You have a few other tricks up your sleeve, too. Glyph can spread their wings and glide for short bursts, getting some substantial extra distance from the peak of a jump, while a ground-pound move channels the innate bounciness of even a metal robot ball into some extra jump height. You can jump while airborne, but you get only one jump “charge” each time you touch a safe surface, making those ground-pounds especially useful as a sort of bonus jump: you slam into the ground, pick up a charge as you do so, and bounce yourself back into the air without spending that charge like you would with a regular jump.
From this basis, Glyph creates all sorts of clever, creative puzzles. Some ruins are sparse, with an emphasis on setting up and landing long-distance glides. Others have you climbing pillars, or navigating uneven platforms where you need to take extra care to not roll off. Different obstacles and helpful tools add extra layers to Glyph‘s puzzles, like platforms that disappear shortly after you touch them and pads that charge you up with a double jump, with new elements being introduced in almost every new level.
While you can take things slowly if you want to, one jump at a time, momentum is a big part of Glyph—meaning that once you get accustomed to the Glyph’s movement, you can start to experiment with shortcuts and more creative solutions to the puzzles at hand. Why hop along a path one platform at a time when a well placed jump can launch you past the whole lot to a safe landing a few dozen feet away? Why take the long, winding road to your destination when the right angle and a well-timed smash-jump-glide combo can let you make a beeline right for it?

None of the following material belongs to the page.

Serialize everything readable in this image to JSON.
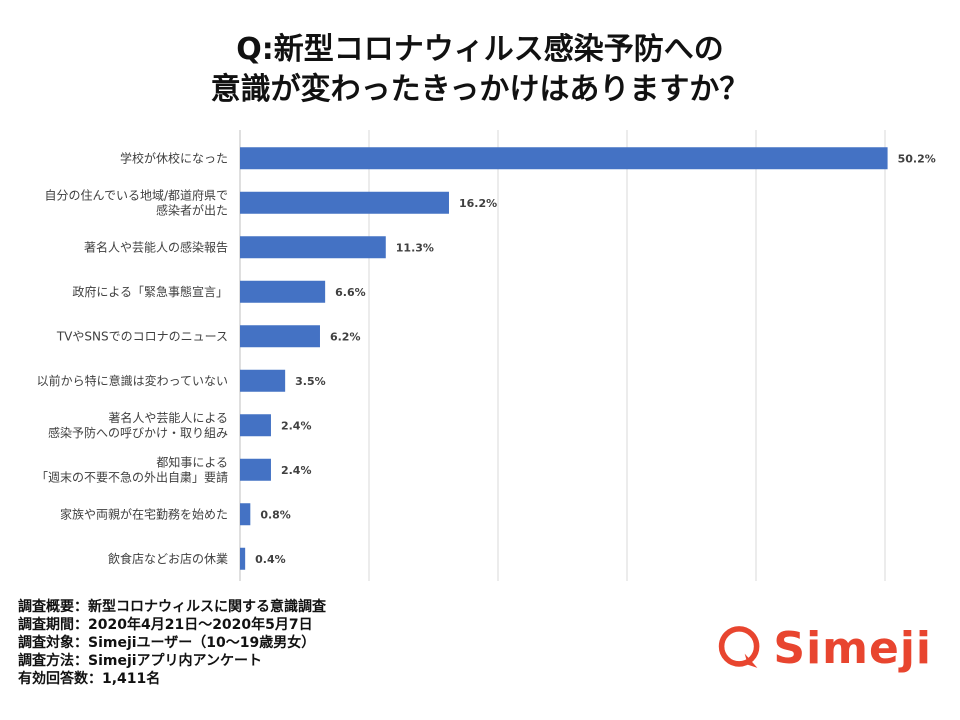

Every level in Glyph is designed with this sort of openness in mind. There are the obvious paths, but nothing stopping you from trying to deviate from them to experiment with quicker, riskier approaches or just different ways of getting to the end. Exploring those limits is a big part of Glyph‘s appeal, and giving you a playground to make that sort of exploration rewarding is a focus for the game’s level design. This is a game built for speedrunners: there are so many ways, big and small, to create your own shortcuts and find little ways to shave milliseconds off a completion time.

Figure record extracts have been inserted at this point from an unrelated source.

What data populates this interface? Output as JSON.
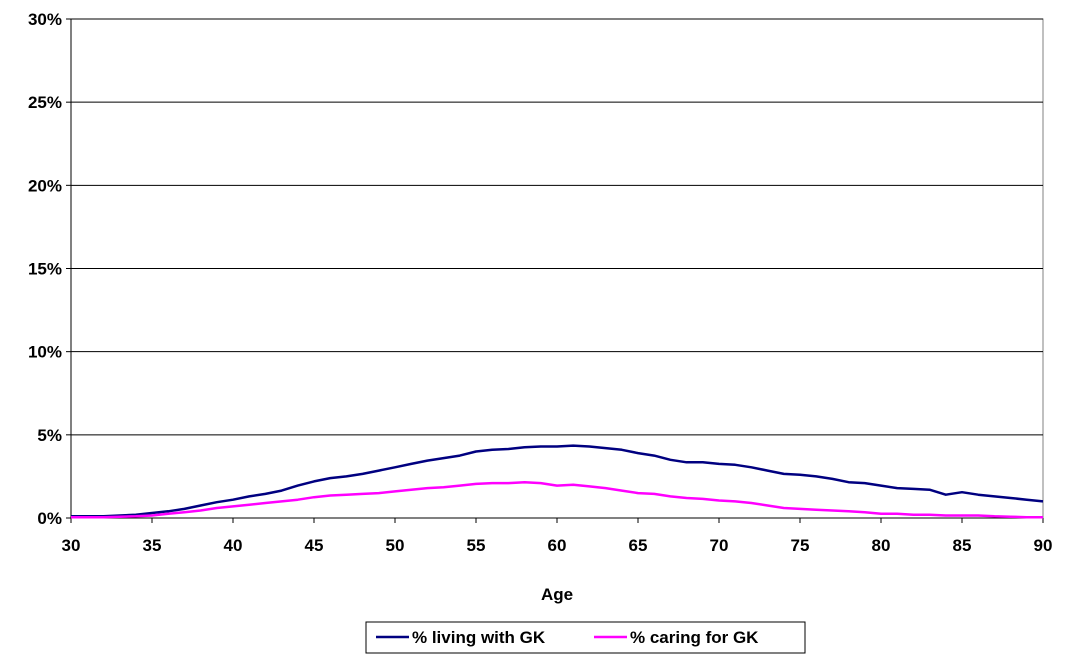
{
  "chart_data": {
    "type": "line",
    "title": "",
    "xlabel": "Age",
    "ylabel": "",
    "xlim": [
      30,
      90
    ],
    "ylim": [
      0,
      30
    ],
    "x_ticks": [
      "30",
      "35",
      "40",
      "45",
      "50",
      "55",
      "60",
      "65",
      "70",
      "75",
      "80",
      "85",
      "90"
    ],
    "y_ticks": [
      "0%",
      "5%",
      "10%",
      "15%",
      "20%",
      "25%",
      "30%"
    ],
    "grid": true,
    "legend_position": "bottom",
    "series": [
      {
        "name": "% living with GK",
        "color": "#000080",
        "x": [
          30,
          31,
          32,
          33,
          34,
          35,
          36,
          37,
          38,
          39,
          40,
          41,
          42,
          43,
          44,
          45,
          46,
          47,
          48,
          49,
          50,
          51,
          52,
          53,
          54,
          55,
          56,
          57,
          58,
          59,
          60,
          61,
          62,
          63,
          64,
          65,
          66,
          67,
          68,
          69,
          70,
          71,
          72,
          73,
          74,
          75,
          76,
          77,
          78,
          79,
          80,
          81,
          82,
          83,
          84,
          85,
          86,
          87,
          88,
          89,
          90
        ],
        "y": [
          0.1,
          0.1,
          0.1,
          0.15,
          0.2,
          0.3,
          0.4,
          0.55,
          0.75,
          0.95,
          1.1,
          1.3,
          1.45,
          1.65,
          1.95,
          2.2,
          2.4,
          2.5,
          2.65,
          2.85,
          3.05,
          3.25,
          3.45,
          3.6,
          3.75,
          4.0,
          4.1,
          4.15,
          4.25,
          4.3,
          4.3,
          4.35,
          4.3,
          4.2,
          4.1,
          3.9,
          3.75,
          3.5,
          3.35,
          3.35,
          3.25,
          3.2,
          3.05,
          2.85,
          2.65,
          2.6,
          2.5,
          2.35,
          2.15,
          2.1,
          1.95,
          1.8,
          1.75,
          1.7,
          1.4,
          1.55,
          1.4,
          1.3,
          1.2,
          1.1,
          1.0
        ]
      },
      {
        "name": "% caring for GK",
        "color": "#ff00ff",
        "x": [
          30,
          31,
          32,
          33,
          34,
          35,
          36,
          37,
          38,
          39,
          40,
          41,
          42,
          43,
          44,
          45,
          46,
          47,
          48,
          49,
          50,
          51,
          52,
          53,
          54,
          55,
          56,
          57,
          58,
          59,
          60,
          61,
          62,
          63,
          64,
          65,
          66,
          67,
          68,
          69,
          70,
          71,
          72,
          73,
          74,
          75,
          76,
          77,
          78,
          79,
          80,
          81,
          82,
          83,
          84,
          85,
          86,
          87,
          88,
          89,
          90
        ],
        "y": [
          0.05,
          0.05,
          0.05,
          0.08,
          0.1,
          0.15,
          0.25,
          0.35,
          0.45,
          0.6,
          0.7,
          0.8,
          0.9,
          1.0,
          1.1,
          1.25,
          1.35,
          1.4,
          1.45,
          1.5,
          1.6,
          1.7,
          1.8,
          1.85,
          1.95,
          2.05,
          2.1,
          2.1,
          2.15,
          2.1,
          1.95,
          2.0,
          1.9,
          1.8,
          1.65,
          1.5,
          1.45,
          1.3,
          1.2,
          1.15,
          1.05,
          1.0,
          0.9,
          0.75,
          0.6,
          0.55,
          0.5,
          0.45,
          0.4,
          0.35,
          0.25,
          0.25,
          0.2,
          0.2,
          0.15,
          0.15,
          0.15,
          0.1,
          0.08,
          0.05,
          0.05
        ]
      }
    ]
  }
}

That’s helped by controls that are surprisingly responsive, despite the roly-poly nature of Glyph. Sure, you can’t just stop on a dime or suddenly change direction, but you still have plenty of control over the beetle’s movement, both while airborne and while rolling around. It’d be easy for a game like this to overplay the “ball physics” angle to the point that it’s almost impossible to keep the ball on track, but Glyph finds a good balance: those physics are still something you have to contend with, and something that can be your downfall if you get too greedy with a big jump or completely misjudge a landing, but not to the point of feeling like you’re trying to roll a marble along a toothpick.
That said, the difficulty curve can be steep. Responsive as the controls are, Glyph’s unique style of movement still takes some getting used to, and levels ramp up rapidly in terms of what sort of maneuvers they expect you to have mastered in order to deal with the new puzzles they present. With no mid-level checkpoints and some levels that can be rather long, repeatedly dying as you try to figure out how the game wants you to deal with each new challenge can be a nuisance.

But if you can take the time to master it, Glyph can be a rewarding game—in terms of both a wealth of collectibles and secrets to find, and in the intrinsic satisfaction that comes with expertly navigating Glyph through whatever deadly shortcut you’ve decided works for you. With its little round hero and ball-based physics, Glyph puts an interesting twist on the familiarity of the classic 3D platformer.

Glyph is developed by and published by Bolverk Games. It’s available now for Nintendo Switch (reviewed), and a VR version is available for PC.
A review copy was provided to Shindig by the publisher.